Air purifiers fighting infectious aerosols
Researchers at the renowned German Fraunhofer Institute for Building Physics IBP published new results on air purifiers in March 2021. In a paper titled "Reducing the risk of infection in premises with people contact: requirements for indoor air purification for hygiene concepts", the researchers offer findings for reducing infectious aerosols in indoor spaces. For this purpose, they investigated various air purification technologies - including possible by-products - based on ISO 16000-36 test conditions with surrogate viruses. Incidentally, the AiroDoctor® air purifier was also developed according to this test standard and was finally certified in March of this year in accordance with ISO 16000-36:2018.

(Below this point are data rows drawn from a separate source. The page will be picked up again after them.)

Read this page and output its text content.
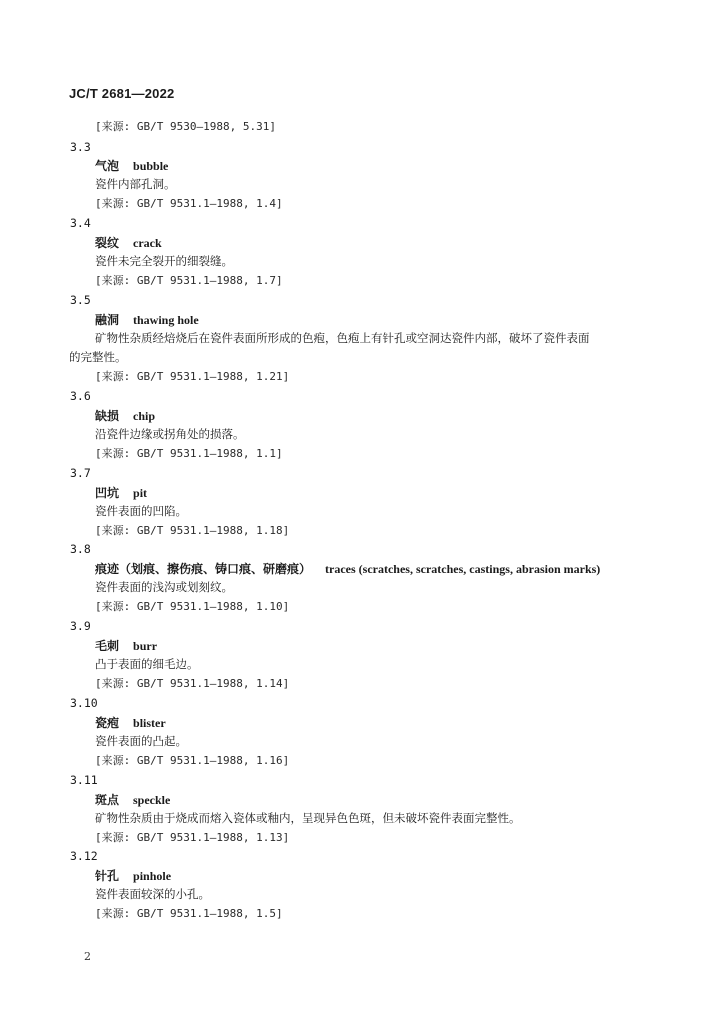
JC/T 2681—2022
[来源: GB/T 9530—1988, 5.31]
3.3
气泡 bubble
瓷件内部孔洞。
[来源: GB/T 9531.1—1988, 1.4]
3.4
裂纹 crack
瓷件未完全裂开的细裂缝。
[来源: GB/T 9531.1—1988, 1.7]
3.5
融洞 thawing hole
矿物性杂质经焙烧后在瓷件表面所形成的色疱，色疱上有针孔或空洞达瓷件内部，破坏了瓷件表面
的完整性。
[来源: GB/T 9531.1—1988, 1.21]
3.6
缺损 chip
沿瓷件边缘或拐角处的损落。
[来源: GB/T 9531.1—1988, 1.1]
3.7
凹坑 pit
瓷件表面的凹陷。
[来源: GB/T 9531.1—1988, 1.18]
3.8
痕迹（划痕、擦伤痕、铸口痕、研磨痕） traces (scratches, scratches, castings, abrasion marks)
瓷件表面的浅沟或划刻纹。
[来源: GB/T 9531.1—1988, 1.10]
3.9
毛刺 burr
凸于表面的细毛边。
[来源: GB/T 9531.1—1988, 1.14]
3.10
瓷疱 blister
瓷件表面的凸起。
[来源: GB/T 9531.1—1988, 1.16]
3.11
斑点 speckle
矿物性杂质由于烧成而熔入瓷体或釉内，呈现异色色斑，但未破坏瓷件表面完整性。
[来源: GB/T 9531.1—1988, 1.13]
3.12
针孔 pinhole
瓷件表面较深的小孔。
[来源: GB/T 9531.1—1988, 1.5]
2
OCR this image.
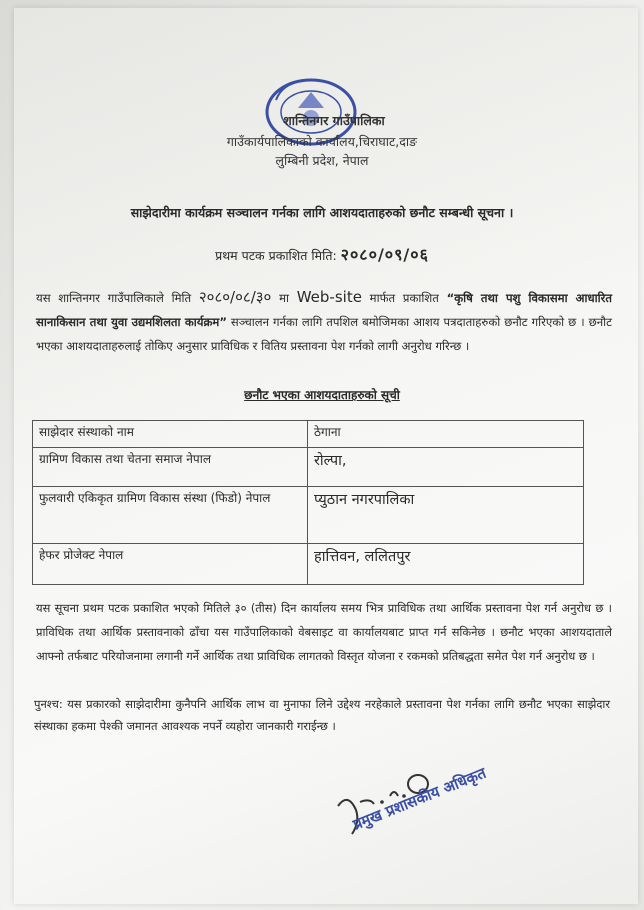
शान्तिनगर गाउँपालिका
गाउँकार्यपालिकाको कार्यालय,चिराघाट,दाङ
लुम्बिनी प्रदेश, नेपाल
साझेदारीमा कार्यक्रम सञ्चालन गर्नका लागि आशयदाताहरुको छनौट सम्बन्धी सूचना ।
प्रथम पटक प्रकाशित मिति: २०८०/०९/०६
यस शान्तिनगर गाउँपालिकाले मिति २०८०/०८/३० मा Web-site मार्फत प्रकाशित “कृषि तथा पशु विकासमा आधारित सानाकिसान तथा युवा उद्यमशिलता कार्यक्रम” सञ्चालन गर्नका लागि तपशिल बमोजिमका आशय पत्रदाताहरुको छनौट गरिएको छ । छनौट भएका आशयदाताहरुलाई तोकिए अनुसार प्राविधिक र वितिय प्रस्तावना पेश गर्नको लागी अनुरोध गरिन्छ ।
छनौट भएका आशयदाताहरुको सूची
साझेदार संस्थाको नाम	ठेगाना
ग्रामिण विकास तथा चेतना समाज नेपाल	रोल्पा,
फुलवारी एकिकृत ग्रामिण विकास संस्था (फिडो) नेपाल	प्युठान नगरपालिका
हेफर प्रोजेक्ट नेपाल	हात्तिवन, ललितपुर
यस सूचना प्रथम पटक प्रकाशित भएको मितिले ३० (तीस) दिन कार्यालय समय भित्र प्राविधिक तथा आर्थिक प्रस्तावना पेश गर्न अनुरोध छ । प्राविधिक तथा आर्थिक प्रस्तावनाको ढाँचा यस गाउँपालिकाको वेबसाइट वा कार्यालयबाट प्राप्त गर्न सकिनेछ । छनौट भएका आशयदाताले आफ्नो तर्फबाट परियोजनामा लगानी गर्ने आर्थिक तथा प्राविधिक लागतको विस्तृत योजना र रकमको प्रतिबद्धता समेत पेश गर्न अनुरोध छ ।
पुनश्च: यस प्रकारको साझेदारीमा कुनैपनि आर्थिक लाभ वा मुनाफा लिने उद्देश्य नरहेकाले प्रस्तावना पेश गर्नका लागि छनौट भएका साझेदार संस्थाका हकमा पेश्की जमानत आवश्यक नपर्ने व्यहोरा जानकारी गराईन्छ ।
प्रमुख प्रशासकीय अधिकृत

So what requirements must an air purifier meet? We briefly summarize the most important results below:
1. Capabilities: person-related volume flow
- Based on DIN standards on ventilation rates, the Fraunhofer Institute researchers calculated a volume flow of uncontaminated air of 39.6 m³/h for rooms that can be ventilated in parallel, which an air purifier should be able to provide per person. This then results in the maximum number of people per device or, conversely, the necessary number of devices for the people in the room. (In total - together with other ventilation - a requirement of 54m³/h of uncontaminated room air per person is assumed). The volumetric flow rate of a device is clearly more meaningful than the Clean Air Delivery Rate (CADR) in this context, according to the researchers.
- Depending on the cleaning performance of the device, the minimum room occupancy or the number of air cleaners required can be calculated.
- It is best to install the units so that the supply and exhaust air can flow freely.
2. Efficiency: Separation vs Disinfection
- The researchers emphasize that when stating efficiency, a clear distinction must be made between "only" separating particles (e.g. HEPA filters) or actually reducing infectivity (e.g. UV-C, in the case of the AiroDoctor this would be photocatalysis).
- In contrast to pure filter technology (e.g. HEPA), there is currently no uniform standardization for the efficiency of devices with a disinfecting effect (e.g. UV-C or photocatalysis). Here, the manufacturer would have to be able to demonstrate efficacy, explicitly for infectious aerosols (not just for surface disinfection).
- The study emphasizes that especially in the case of technologies with a disinfecting or inactivating effect (e.g. UV-C irradiation or ionization), attention must be paid to harmful by-products such as ozone.
3. Operation: Noise level, safety and maintenance
- The noise emissions of the air purifier should not exceed 38dB for small rooms under 50m³, 45dB for medium rooms under 200m³, and 55dB for large rooms over 200m³ for one unit and 50dB for multiple units.
- The manufacturer would have to provide a declaration of conformity on the tested safety of its device. Air purifiers with UV sources must not emit radiation under any circumstances, either during operation or maintenance.
- Information and instructions on maintenance and operation would have to be transparent and comprehensible.
What do these results say about the AiroDoctor?
"We have read the study with great interest," says Carsten Hermann, co-developer of the AiroDoctor. "We can see that we largely meet the criteria that the Fraunhofer Institute has worked out. Thanks to its unique filter technology, the AiroDoctor is able to perform not only powerfully, but also very effectively." As mentioned earlier, the AiroDoctor was recently certified in the ISO 16000-36:2018 test chamber process, and AiroDoctor production also received ISO 13485:2016 certification for quality benchmarks in medical device manufacturing.